Multiplying Rectangular Matrices


I am doing a computation which requires the multiplication of two rectangular matrices, in fact a matrix and its transpose… (3xn)*(nx3). If I have a block size of 40X3 my threadIdx.x say tx would go from 0-40 and threadIdx.y say ty from 0-3. While multiplying these matrices I would write the code as

(int k = 0; k < blockDim.x; ++k)

  Csub += A(k,ty)* At(tx,k);


The result obviously is a 3x3. But the problem with the code above is the index tx would go beyond 3 which would result in unnecessary computation. This is proving to be computationally expensive in my implementation.

Would it be possible to use syncthreads() and still stop the index from getting incremented beyond 3? Thanks in advance for any help.


First, your tx and ty should be indices into the product matrix.
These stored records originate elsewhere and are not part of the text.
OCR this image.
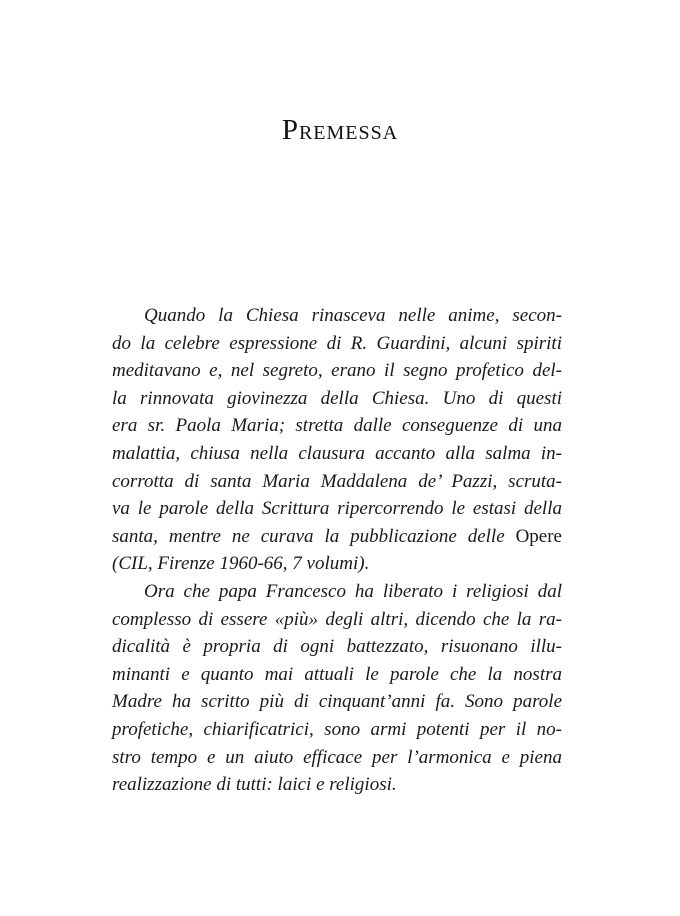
Premessa
Quando la Chiesa rinasceva nelle anime, secon-
do la celebre espressione di R. Guardini, alcuni spiriti
meditavano e, nel segreto, erano il segno profetico del-
la rinnovata giovinezza della Chiesa. Uno di questi
era sr. Paola Maria; stretta dalle conseguenze di una
malattia, chiusa nella clausura accanto alla salma in-
corrotta di santa Maria Maddalena de’ Pazzi, scruta-
va le parole della Scrittura ripercorrendo le estasi della
santa, mentre ne curava la pubblicazione delle Opere
(CIL, Firenze 1960-66, 7 volumi).
Ora che papa Francesco ha liberato i religiosi dal
complesso di essere «più» degli altri, dicendo che la ra-
dicalità è propria di ogni battezzato, risuonano illu-
minanti e quanto mai attuali le parole che la nostra
Madre ha scritto più di cinquant’anni fa. Sono parole
profetiche, chiarificatrici, sono armi potenti per il no-
stro tempo e un aiuto efficace per l’armonica e piena
realizzazione di tutti: laici e religiosi.
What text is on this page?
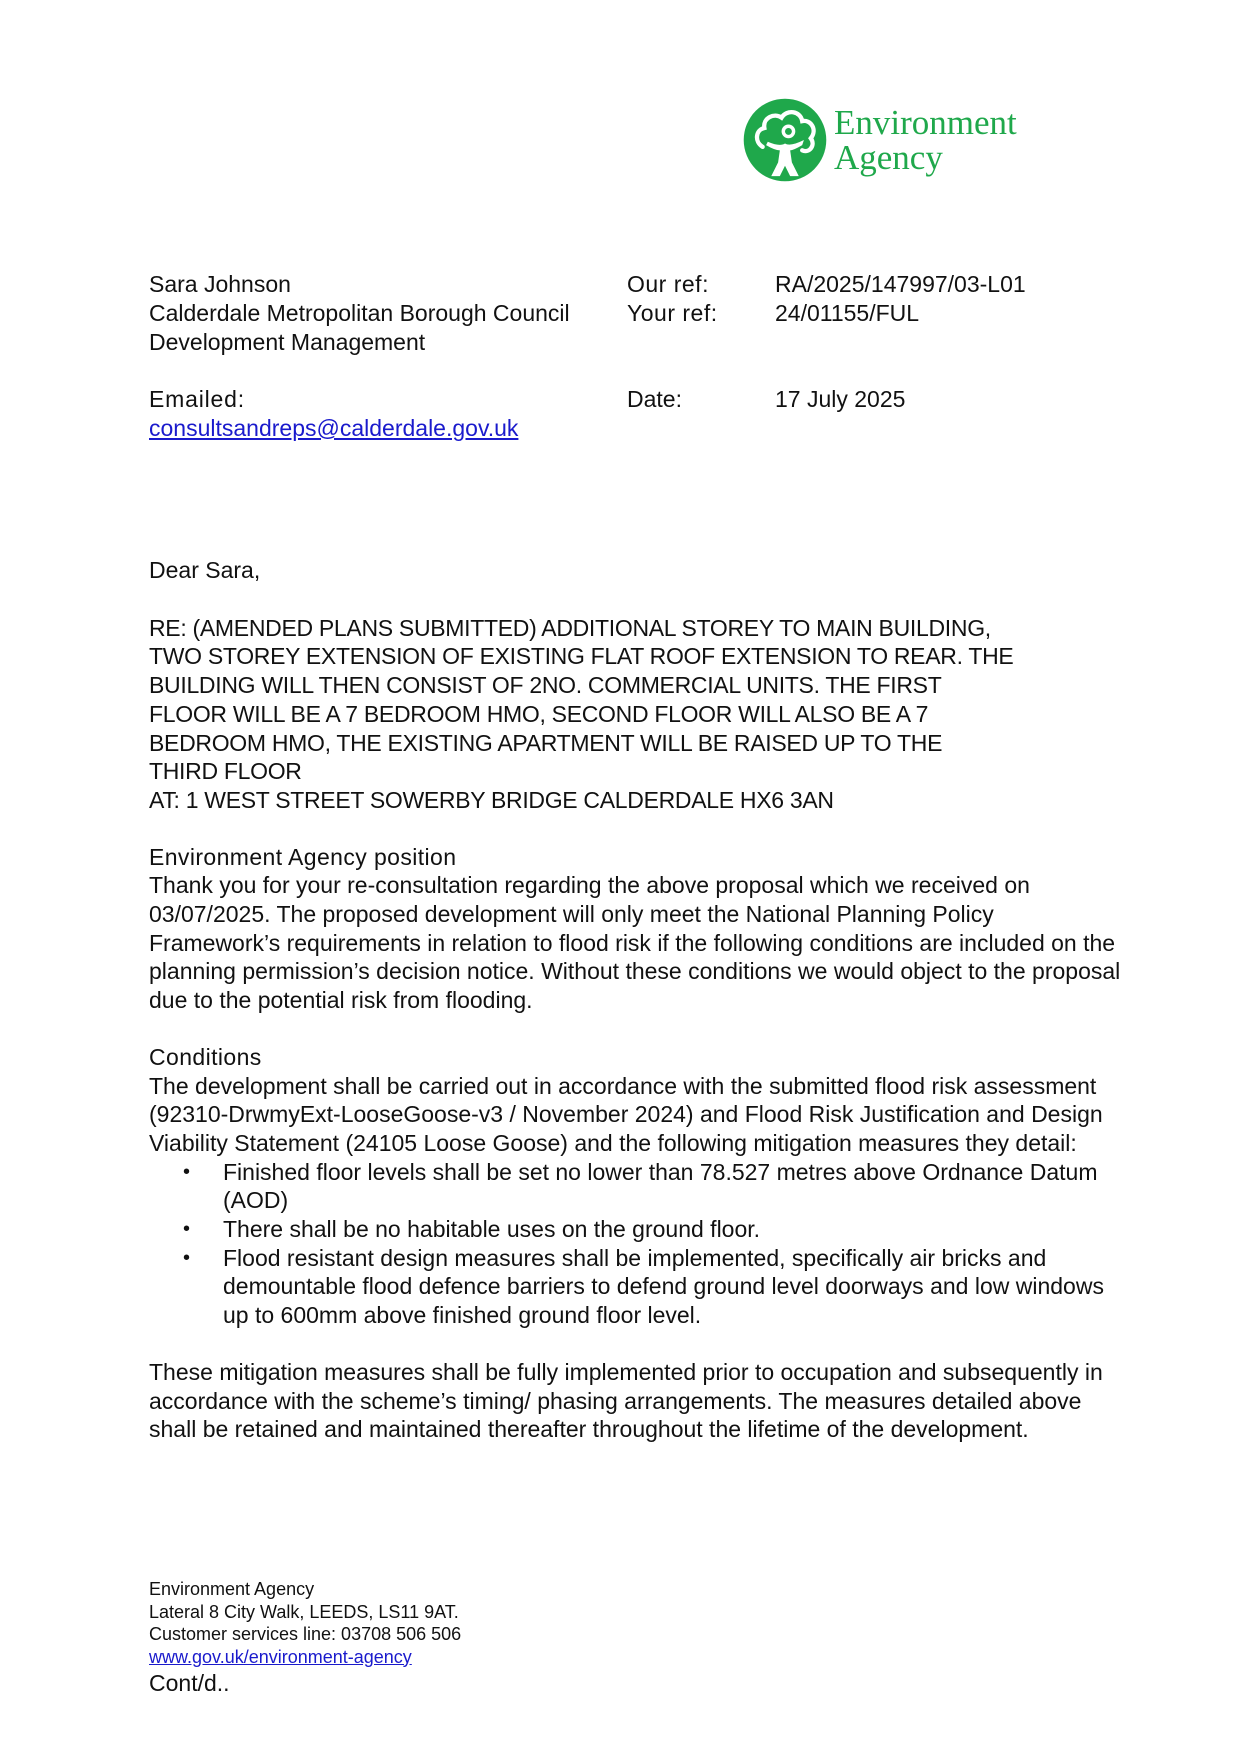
Environment
Agency
Sara Johnson
Calderdale Metropolitan Borough Council
Development Management
Our ref:	RA/2025/147997/03-L01
Your ref:	24/01155/FUL
Emailed:
consultsandreps@calderdale.gov.uk
Date:	17 July 2025

Dear Sara,

RE: (AMENDED PLANS SUBMITTED) ADDITIONAL STOREY TO MAIN BUILDING,
TWO STOREY EXTENSION OF EXISTING FLAT ROOF EXTENSION TO REAR. THE
BUILDING WILL THEN CONSIST OF 2NO. COMMERCIAL UNITS. THE FIRST
FLOOR WILL BE A 7 BEDROOM HMO, SECOND FLOOR WILL ALSO BE A 7
BEDROOM HMO, THE EXISTING APARTMENT WILL BE RAISED UP TO THE
THIRD FLOOR
AT: 1 WEST STREET SOWERBY BRIDGE CALDERDALE HX6 3AN
Environment Agency position

Thank you for your re-consultation regarding the above proposal which we received on 03/07/2025. The proposed development will only meet the National Planning Policy Framework’s requirements in relation to flood risk if the following conditions are included on the planning permission’s decision notice. Without these conditions we would object to the proposal due to the potential risk from flooding.

Conditions

The development shall be carried out in accordance with the submitted flood risk assessment (92310-DrwmyExt-LooseGoose-v3 / November 2024) and Flood Risk Justification and Design Viability Statement (24105 Loose Goose) and the following mitigation measures they detail:

• Finished floor levels shall be set no lower than 78.527 metres above Ordnance Datum (AOD)
• There shall be no habitable uses on the ground floor.
• Flood resistant design measures shall be implemented, specifically air bricks and demountable flood defence barriers to defend ground level doorways and low windows up to 600mm above finished ground floor level.

These mitigation measures shall be fully implemented prior to occupation and subsequently in accordance with the scheme’s timing/ phasing arrangements. The measures detailed above shall be retained and maintained thereafter throughout the lifetime of the development.

Environment Agency
Lateral 8 City Walk, LEEDS, LS11 9AT.
Customer services line: 03708 506 506
www.gov.uk/environment-agency
Cont/d..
Thus, in your case, both should vary between 0 and 2, inclusively (since your output is 3x3).

Second, such parallelization will be very inefficient since only 9 threads will be active. That’s not enough to fill up even a single threadblock. You should also parallelize the inner loop (the one that’s indexed by k). Think of it this way - you will have to compute a total of 3x3x40 scalar products and same number of adds. All the products can be computed in parallel since there are no dependencies (you may have to consider shared memory banking, though). After that, you’re left with 3x3 parallel sums computations, which you can do efficiently along the lines of prefix-sums/scan implementation lines.

Still, your input size is probably still too small to get a significant speedup out of the hardware. However, if this is part of a much larger CUDA computation, the goal then becomes avoiding any syncing with CPU, which will help.